116 3rd St SE
Cedar Rapids, Iowa 52401
CEDAR RAPIDS - The mother of a man convicted of killing a popular high school football coach says families struggling with mental illness should not stay silent any longer.
Five years ago, Mark Becker shot and killed Aplington-Parkersburg head football coach Ed Thomas. Since Becker's trial and conviction for first-degree murder in 2010, Joan Becker has spoken out about the dangers of dealing with an undiagnosed mental illness. Monday night, she brought a message of understanding and hope to an event sponsored by the National Alliance on Mental Illness of Linn County.
Following his conviction, Mark Becker was formally diagnosed with paranoid schizophrenia. His mother told a crowd out about 100 that the death of Thomas might have been avoided if her son could have gotten the help he needed in time. She said he gets excellent care in prison, and if she calls correctional officials saying her son seems to be slipping backward a bit, they'll adjust medication or provide more counseling. That reaction was missing when the family sought help before the shooting death of the coach.

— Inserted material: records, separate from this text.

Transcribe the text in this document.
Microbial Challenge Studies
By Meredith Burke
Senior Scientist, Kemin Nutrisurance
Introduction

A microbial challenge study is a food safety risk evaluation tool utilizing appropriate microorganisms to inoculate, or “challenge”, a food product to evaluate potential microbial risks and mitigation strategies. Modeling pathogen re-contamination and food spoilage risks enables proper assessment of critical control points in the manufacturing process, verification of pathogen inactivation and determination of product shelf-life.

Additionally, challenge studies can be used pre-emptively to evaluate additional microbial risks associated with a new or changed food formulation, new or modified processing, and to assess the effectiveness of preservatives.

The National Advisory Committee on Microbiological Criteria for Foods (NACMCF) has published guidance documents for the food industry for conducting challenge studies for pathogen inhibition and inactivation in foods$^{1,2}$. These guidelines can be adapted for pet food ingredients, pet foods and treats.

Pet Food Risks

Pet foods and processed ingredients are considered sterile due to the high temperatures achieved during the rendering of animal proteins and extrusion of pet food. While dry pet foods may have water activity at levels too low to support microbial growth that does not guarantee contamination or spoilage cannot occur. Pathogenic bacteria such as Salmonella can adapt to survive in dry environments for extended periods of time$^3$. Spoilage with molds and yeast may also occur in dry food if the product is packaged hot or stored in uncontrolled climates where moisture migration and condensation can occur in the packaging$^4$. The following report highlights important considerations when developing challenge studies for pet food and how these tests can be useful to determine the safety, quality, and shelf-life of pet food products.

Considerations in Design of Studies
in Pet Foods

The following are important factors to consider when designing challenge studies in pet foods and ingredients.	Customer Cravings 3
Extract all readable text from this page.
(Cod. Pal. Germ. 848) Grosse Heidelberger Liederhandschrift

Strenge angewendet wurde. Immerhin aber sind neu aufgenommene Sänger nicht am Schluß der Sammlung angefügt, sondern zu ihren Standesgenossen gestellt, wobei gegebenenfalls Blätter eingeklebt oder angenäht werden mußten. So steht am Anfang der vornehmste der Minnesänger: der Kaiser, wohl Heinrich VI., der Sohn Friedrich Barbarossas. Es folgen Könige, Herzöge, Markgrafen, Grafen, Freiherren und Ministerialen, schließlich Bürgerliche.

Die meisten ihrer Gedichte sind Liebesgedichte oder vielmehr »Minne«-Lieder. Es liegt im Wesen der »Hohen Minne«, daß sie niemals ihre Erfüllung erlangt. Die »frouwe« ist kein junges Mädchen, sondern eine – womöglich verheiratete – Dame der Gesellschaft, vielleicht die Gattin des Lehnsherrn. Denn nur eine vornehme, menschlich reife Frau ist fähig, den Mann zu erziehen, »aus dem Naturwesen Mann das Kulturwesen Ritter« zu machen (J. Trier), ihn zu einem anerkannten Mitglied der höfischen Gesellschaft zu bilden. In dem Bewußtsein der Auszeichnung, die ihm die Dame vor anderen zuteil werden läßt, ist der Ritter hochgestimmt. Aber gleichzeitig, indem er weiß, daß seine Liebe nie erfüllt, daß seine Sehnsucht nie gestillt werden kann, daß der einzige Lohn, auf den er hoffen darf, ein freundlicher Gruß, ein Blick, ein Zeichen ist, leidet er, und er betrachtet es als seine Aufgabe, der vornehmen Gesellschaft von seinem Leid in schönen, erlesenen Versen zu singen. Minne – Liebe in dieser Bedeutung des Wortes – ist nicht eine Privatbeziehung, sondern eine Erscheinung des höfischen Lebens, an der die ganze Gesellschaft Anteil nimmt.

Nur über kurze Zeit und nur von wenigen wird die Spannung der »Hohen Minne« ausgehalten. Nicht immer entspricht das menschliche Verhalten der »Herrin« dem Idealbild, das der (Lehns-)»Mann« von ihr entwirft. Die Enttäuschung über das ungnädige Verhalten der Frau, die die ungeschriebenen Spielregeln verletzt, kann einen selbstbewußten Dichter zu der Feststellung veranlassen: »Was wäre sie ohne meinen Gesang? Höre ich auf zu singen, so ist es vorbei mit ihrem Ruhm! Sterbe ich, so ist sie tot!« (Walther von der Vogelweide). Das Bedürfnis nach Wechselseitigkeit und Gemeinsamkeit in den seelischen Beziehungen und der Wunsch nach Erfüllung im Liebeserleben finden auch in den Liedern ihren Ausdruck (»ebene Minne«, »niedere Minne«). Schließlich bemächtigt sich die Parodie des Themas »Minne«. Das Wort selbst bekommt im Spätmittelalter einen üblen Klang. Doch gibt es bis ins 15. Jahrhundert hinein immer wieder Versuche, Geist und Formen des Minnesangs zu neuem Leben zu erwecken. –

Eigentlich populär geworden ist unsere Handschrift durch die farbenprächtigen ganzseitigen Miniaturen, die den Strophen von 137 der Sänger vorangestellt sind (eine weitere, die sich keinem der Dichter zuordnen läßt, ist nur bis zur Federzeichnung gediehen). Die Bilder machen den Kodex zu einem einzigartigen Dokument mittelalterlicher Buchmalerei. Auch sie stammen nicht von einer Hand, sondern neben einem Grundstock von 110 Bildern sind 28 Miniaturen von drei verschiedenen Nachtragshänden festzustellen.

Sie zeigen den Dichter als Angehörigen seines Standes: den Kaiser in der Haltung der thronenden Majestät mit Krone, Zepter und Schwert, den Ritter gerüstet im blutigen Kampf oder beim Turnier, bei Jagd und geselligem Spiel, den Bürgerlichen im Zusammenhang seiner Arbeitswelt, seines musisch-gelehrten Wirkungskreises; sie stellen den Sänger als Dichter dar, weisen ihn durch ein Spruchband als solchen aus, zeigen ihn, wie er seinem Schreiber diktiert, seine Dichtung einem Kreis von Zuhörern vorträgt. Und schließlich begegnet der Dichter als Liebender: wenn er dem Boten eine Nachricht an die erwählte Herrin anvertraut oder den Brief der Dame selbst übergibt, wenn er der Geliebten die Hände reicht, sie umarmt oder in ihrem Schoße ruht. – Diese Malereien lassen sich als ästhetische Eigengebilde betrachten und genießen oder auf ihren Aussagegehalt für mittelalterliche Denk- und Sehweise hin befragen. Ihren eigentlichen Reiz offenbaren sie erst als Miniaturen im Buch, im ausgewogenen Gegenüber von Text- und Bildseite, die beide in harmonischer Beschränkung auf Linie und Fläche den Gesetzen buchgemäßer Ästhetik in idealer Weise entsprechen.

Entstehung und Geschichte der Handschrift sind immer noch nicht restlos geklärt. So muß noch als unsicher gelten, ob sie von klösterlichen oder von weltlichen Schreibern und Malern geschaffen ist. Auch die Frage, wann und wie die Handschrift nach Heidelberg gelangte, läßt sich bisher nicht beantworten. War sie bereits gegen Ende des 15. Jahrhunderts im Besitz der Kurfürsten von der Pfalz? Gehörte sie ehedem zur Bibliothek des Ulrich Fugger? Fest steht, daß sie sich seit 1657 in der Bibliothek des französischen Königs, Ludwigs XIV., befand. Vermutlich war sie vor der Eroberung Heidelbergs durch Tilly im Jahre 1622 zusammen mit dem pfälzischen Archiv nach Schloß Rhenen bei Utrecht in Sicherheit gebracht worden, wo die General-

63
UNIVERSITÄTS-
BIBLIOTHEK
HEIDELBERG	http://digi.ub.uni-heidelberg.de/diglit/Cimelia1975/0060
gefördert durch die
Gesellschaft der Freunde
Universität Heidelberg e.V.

Joan Becker told the crowd she has stayed busy in the years since the murder and trial. She finished a book this year about her son's struggles with undiagnosed mental illness and the family's desperate attempts to get help at the time.
Becker said her son is supportive of her efforts to speak out, with the idea his story may help someone else.
'He really supports what I'm doing. He said if we can help sharing our story, if that helps one person, then it's worth it,” Becker said.
In her presentation, Joan Becker started with snapshots of an average young Iowa boy. But she told those listening after age 16, Mark Becker began to change. Gone was the son who seemed as normal as anyone else. In his place, was a troubled young man who heard voices and went through psychotic episodes that included some threats of violence toward his family.
Her message to families struggling to cope was simple.
Heed the warning signs, be persistent in seeking professional help for a loved one who is struggling and don't be embarrassed because the issue is mental illness. Becker, at one point, said no one would be embarrassed if the diagnosis was cancer.
'That's wrong,” she said. 'We should be able to talk about this and get support, from our community, from our church family and everybody out there.”
When someone in the audience asked how much has changed since the shooting, Becker said the answer is things have gotten a bit better but getting timely care for mental illness, especially for a family seeking help for an adult child, remains a struggle.
As for her book, Becker said her agent still is seeking a publisher. She has hopes her message will eventually find a wider audience.